Son petit manège dure 8 ans, jusqu'au décès de sa très impopulaire favorite, qui meure sans jamais avoir été reine...

— Et ce sein dans l'histoire ?

Eh bien, si Juliette pince ainsi le téton de sa sœur, ce n'est pas que par jeux érotiques, c'est aussi pour signifier sa grossesse et l'arrivée de l'héritier du roi. Mais si ! Regardez dans le fond du tableau, on confectionne déjà les langes.

Pendant ce temps-là, Gabrielle, elle, tend l'alliance qu'elle espère bien passer au doigt d'Henri :

L'enjeu est on ne peut plus sexuel, comme nous le rappellent les formes explicites créées par les doigts des jeunes femmes et surtout par la présence d'un tableau dans le fond qui montre un sexe dissimulé par un linge rouge :

Mais ce qui choque, c'est que ces dames font tout ça en regardant le spectateur dans les yeux, un truc inventé par le Titien et qui n'aura de cesse d'être récupéré par les artistes, surtout lorsque leurs œuvres cachent des messages érotiques.

Le sein de Marianne

Donc quoi ? Même dans l'histoire des arts, le sein féminin, c'est forcément un objet sexuel ? Que nenni nous répond monsieur Delacroix en faisant d'un sein un acte politique, voire polémique.
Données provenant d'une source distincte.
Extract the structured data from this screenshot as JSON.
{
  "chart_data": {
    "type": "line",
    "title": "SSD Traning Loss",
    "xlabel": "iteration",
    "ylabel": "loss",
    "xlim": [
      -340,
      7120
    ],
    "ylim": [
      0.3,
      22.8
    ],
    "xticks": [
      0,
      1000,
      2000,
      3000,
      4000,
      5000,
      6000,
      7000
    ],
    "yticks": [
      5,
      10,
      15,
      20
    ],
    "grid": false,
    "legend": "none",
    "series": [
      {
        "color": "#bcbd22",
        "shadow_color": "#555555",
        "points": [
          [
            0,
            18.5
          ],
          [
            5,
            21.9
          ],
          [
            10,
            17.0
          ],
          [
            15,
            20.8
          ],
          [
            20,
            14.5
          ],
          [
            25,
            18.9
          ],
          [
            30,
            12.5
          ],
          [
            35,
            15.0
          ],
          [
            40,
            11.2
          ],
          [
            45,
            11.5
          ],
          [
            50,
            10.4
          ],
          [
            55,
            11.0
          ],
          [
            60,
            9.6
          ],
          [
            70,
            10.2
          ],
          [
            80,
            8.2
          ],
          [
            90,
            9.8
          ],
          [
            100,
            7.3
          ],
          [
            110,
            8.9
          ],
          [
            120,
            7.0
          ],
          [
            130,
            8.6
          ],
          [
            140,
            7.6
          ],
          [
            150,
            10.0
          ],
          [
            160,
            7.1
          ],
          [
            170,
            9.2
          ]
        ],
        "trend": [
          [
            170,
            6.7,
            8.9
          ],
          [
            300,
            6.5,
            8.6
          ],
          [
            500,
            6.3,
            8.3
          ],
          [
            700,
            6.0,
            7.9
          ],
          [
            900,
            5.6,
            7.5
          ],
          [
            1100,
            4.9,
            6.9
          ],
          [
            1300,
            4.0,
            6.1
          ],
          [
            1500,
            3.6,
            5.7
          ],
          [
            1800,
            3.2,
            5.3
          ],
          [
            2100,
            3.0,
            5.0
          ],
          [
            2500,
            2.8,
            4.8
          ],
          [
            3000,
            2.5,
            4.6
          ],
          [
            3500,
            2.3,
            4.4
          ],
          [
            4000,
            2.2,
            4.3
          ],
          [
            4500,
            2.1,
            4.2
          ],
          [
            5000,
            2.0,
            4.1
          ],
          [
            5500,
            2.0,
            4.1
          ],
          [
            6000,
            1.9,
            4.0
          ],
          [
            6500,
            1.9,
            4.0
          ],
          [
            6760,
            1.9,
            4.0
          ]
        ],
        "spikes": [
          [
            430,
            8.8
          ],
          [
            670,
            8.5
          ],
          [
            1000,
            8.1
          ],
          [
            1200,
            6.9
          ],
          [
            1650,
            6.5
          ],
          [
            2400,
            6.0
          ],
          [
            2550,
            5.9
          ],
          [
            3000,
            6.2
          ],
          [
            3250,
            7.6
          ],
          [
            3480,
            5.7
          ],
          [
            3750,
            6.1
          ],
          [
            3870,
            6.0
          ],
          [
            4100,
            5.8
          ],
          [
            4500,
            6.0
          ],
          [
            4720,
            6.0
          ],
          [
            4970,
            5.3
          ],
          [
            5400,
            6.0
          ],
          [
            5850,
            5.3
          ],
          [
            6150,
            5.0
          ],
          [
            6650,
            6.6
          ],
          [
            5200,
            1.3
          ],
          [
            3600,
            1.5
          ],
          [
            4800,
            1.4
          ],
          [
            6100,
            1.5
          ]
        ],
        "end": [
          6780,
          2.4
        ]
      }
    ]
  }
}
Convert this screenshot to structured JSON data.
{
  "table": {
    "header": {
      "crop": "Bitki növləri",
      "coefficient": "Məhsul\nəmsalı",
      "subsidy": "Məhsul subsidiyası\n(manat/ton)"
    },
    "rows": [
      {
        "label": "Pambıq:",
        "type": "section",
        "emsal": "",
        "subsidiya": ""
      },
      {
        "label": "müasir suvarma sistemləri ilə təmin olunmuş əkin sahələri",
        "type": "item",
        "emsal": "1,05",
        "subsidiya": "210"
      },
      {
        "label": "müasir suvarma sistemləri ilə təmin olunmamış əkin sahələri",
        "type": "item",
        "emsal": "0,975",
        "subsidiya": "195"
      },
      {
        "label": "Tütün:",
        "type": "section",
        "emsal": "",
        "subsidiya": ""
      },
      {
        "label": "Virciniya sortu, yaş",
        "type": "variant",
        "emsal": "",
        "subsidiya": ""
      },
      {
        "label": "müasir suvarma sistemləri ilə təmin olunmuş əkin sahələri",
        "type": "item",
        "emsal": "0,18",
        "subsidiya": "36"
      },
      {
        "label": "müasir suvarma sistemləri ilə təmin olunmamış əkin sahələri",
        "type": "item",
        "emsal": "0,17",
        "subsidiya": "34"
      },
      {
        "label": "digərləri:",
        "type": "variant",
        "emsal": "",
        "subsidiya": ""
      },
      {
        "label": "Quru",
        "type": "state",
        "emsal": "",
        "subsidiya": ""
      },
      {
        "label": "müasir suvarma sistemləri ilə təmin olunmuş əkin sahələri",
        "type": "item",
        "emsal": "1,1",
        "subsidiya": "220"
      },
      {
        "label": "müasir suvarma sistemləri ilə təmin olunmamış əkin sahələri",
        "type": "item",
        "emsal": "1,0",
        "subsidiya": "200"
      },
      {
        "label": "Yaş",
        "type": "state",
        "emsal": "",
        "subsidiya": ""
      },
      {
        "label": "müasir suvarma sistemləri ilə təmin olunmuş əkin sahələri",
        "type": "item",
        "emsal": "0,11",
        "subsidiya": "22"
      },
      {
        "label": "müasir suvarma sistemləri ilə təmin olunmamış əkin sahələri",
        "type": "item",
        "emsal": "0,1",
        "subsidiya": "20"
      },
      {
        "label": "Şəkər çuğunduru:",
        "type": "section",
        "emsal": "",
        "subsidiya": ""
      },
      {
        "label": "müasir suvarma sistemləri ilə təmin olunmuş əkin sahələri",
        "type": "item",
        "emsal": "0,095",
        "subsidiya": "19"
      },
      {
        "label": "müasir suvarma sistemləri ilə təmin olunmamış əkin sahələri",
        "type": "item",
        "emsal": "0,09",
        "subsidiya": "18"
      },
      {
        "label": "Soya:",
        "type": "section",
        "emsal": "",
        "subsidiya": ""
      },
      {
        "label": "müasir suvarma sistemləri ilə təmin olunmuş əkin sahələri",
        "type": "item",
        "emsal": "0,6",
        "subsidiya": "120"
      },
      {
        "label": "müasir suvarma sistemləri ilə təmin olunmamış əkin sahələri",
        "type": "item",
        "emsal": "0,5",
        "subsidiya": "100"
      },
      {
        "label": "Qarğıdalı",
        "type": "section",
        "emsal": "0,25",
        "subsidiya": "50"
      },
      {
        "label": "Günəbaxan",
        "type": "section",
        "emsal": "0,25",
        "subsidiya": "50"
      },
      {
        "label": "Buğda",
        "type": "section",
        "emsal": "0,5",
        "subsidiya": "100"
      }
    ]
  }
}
Mais avant de nous attarder sur ce sein qui fait tant polémique, attardons-nous un petit peu sur ce célébrissime tableau.

On y voit une femme, par delà une barricade, brandissant tout ce que la république a aujourd'hui de symbole : bonnet phrygien porté originellement par les esclaves affranchis, drapeau tricolore révolutionnaire aujourd'hui devenu drapeau français, et puis surtout, elle, Marianne.

Autour d'elle se trouvent 3 personnages qui représentent les 3 classes sociales, qui s'unissent pour renverser la monarchie : l'ouvrier (tout à gauche), le bourgeois (à gauche de Marianne) et l'étudiant (juste à droite de Marianne).

Revenons-en à notre sein. Marianne, ce n'est pas une virgo lactens. Penser qu'elle a le sein exposé parce que c'est une mère nourrissant la France, c'est un contre-sens... Ne pensez pas non plus qu'elle est un symbole de la libération de la femme. A l'époque de Delacroix, le concept n'existait même pas.

Si Marianne a le sein nu, c'est parce que, dès sa création, elle est inspirée par des modèles antiques qui ont souvent le buste dénudé (image-ci dessous). De plus, Marianne est une figure guerrière. Or, lorsqu'elles sont guerrières, les femmes sont souvent représentées topless pour montrer qu'aucun vêtement ne les entrave dans leur mouvement.

Malgré la référence antique, sachez que La liberté guidant le peuple a fait scandale en son temps, et pas seulement à cause de ce téton fièrement exposé.

Le teint hâlé de Marianne qui ferait d'elle une femme du peuple ainsi que ses poils visibles sous l'aisselle choquèrent grandement à l'époque. Je ne sais pas ce qui est le plus triste dans le fond : que la pilosité des femmes ait déjà posé problème au 19e siècle ou que les mentalités aient si peu évolué depuis ?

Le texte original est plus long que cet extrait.